We use standard transforms for training and validation data with normalization and data augmentation on training.


In [None]:
batch_size = 50
train_dl, valid_dl, class_names_dict = get_dataloaders(batch_size=batch_size)
print(f"Number of classes: {len(class_names_dict)}")

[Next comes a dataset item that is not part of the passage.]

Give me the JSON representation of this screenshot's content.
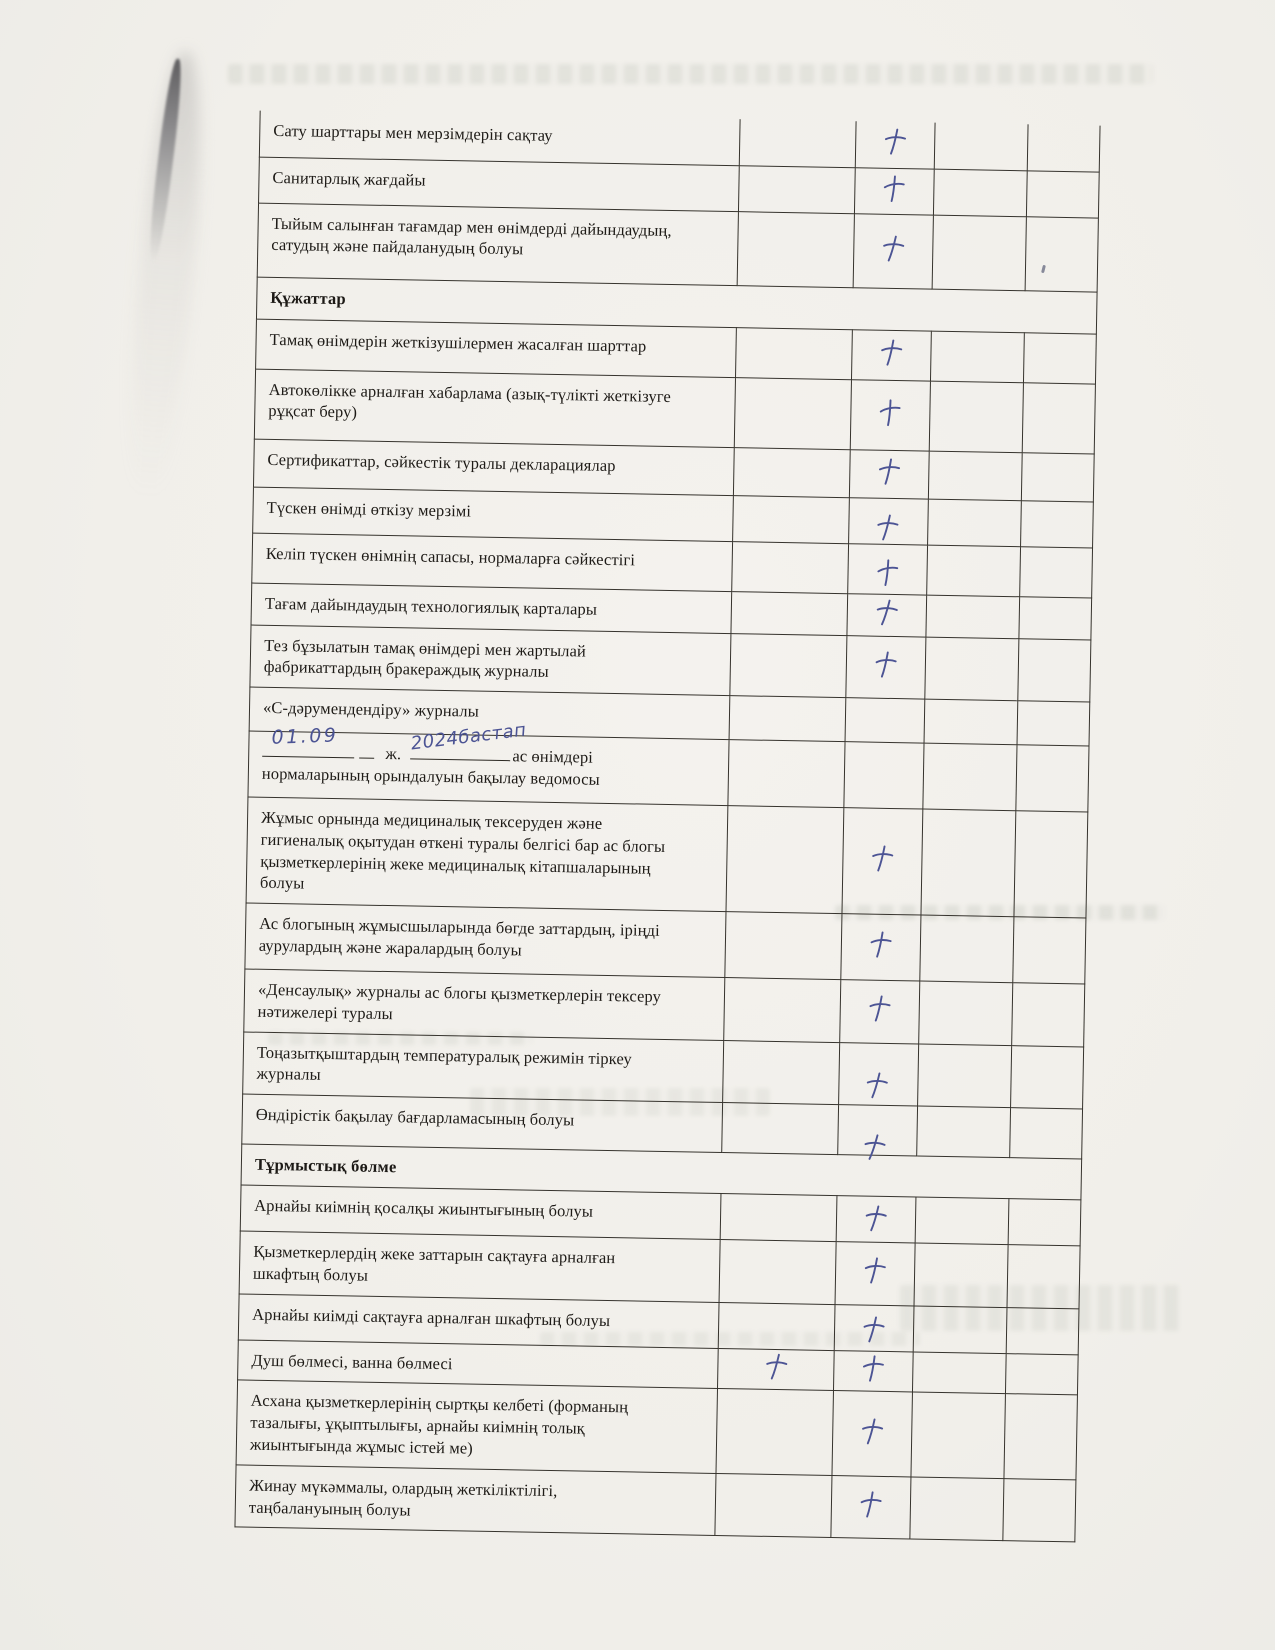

## Initialize ResNet34 Model

We initialize the pretrained ResNet34 model and modify the final fully connected layer to match CIFAR-10 classes.


In [None]:
num_classes = len(class_names_dict)
model_fe = initialize_resnet34(num_classes=num_classes, pretrained=True)
model_fe.to(device)
model_ft = copy.deepcopy(model_fe)

## Transfer Learning: Feature Extraction

Freeze base layers and train only the final fully connected layer.


In [None]:
loss_fn = nn.CrossEntropyLoss()
optimizer_fe = torch.optim.Adam(model_fe.fc.parameters(), lr=1e-4)
num_epochs = 25

# Freeze base layers
for param in model_fe.parameters():
    param.requires_grad = False
for param in model_fe.fc.parameters():
    param.requires_grad = True

# Train model
train_loss_fe, train_acc_fe, valid_loss_fe, valid_acc_fe = train_model(
    model_fe, train_dl, valid_dl, loss_fn, optimizer_fe, num_epochs, device
)

plot_loss_accuracy(
    {"train_loss": train_loss_fe, "valid_loss": valid_loss_fe},
    {"train_accu": train_acc_fe, "valid_accu": valid_acc_fe}
)


### Confusion Matrix and Predictions for Feature Extraction Model


In [None]:
plot_confusion_matrix(model_fe, valid_dl, class_names_dict, device)
plot_predictions(model_fe, train_dl, class_names_dict, device)


## Transfer Learning: Fine Tuning

Now, we train the entire ResNet34 model, updating all weights.


In [None]:
optimizer_ft = torch.optim.Adam(model_ft.parameters(), lr=1e-4)

# Train model (all layers trainable)
train_loss_ft, train_acc_ft, valid_loss_ft, valid_acc_ft = train_model(
    model_ft, train_dl, valid_dl, loss_fn, optimizer_ft, num_epochs, device
)

plot_loss_accuracy(
    {"train_loss": train_loss_ft, "valid_loss": valid_loss_ft},
    {"train_accu": train_acc_ft, "valid_accu": valid_acc_ft}
)


### Confusion Matrix and Predictions for Fine-Tuned Model


In [None]:
plot_confusion_matrix(model_ft, valid_dl, class_names_dict, device)
plot_predictions(model_ft, train_dl, class_names_dict, device)


## Conclusion

- **Feature Extraction** is faster to train and requires fewer parameters to update, but may achieve slightly lower accuracy.
- **Fine Tuning** typically yields better accuracy by adapting all layers but is computationally more intensive.

In this experiment, fine tuning improved validation accuracy significantly compared to feature extraction.

Both approaches are useful depending on the compute resources available and specific use case. Transfer learning leverages pretrained weights effectively, providing a strong baseline compared to training from scratch.

---

You can further explore hyperparameter tuning, other architectures, or custom datasets to extend this project.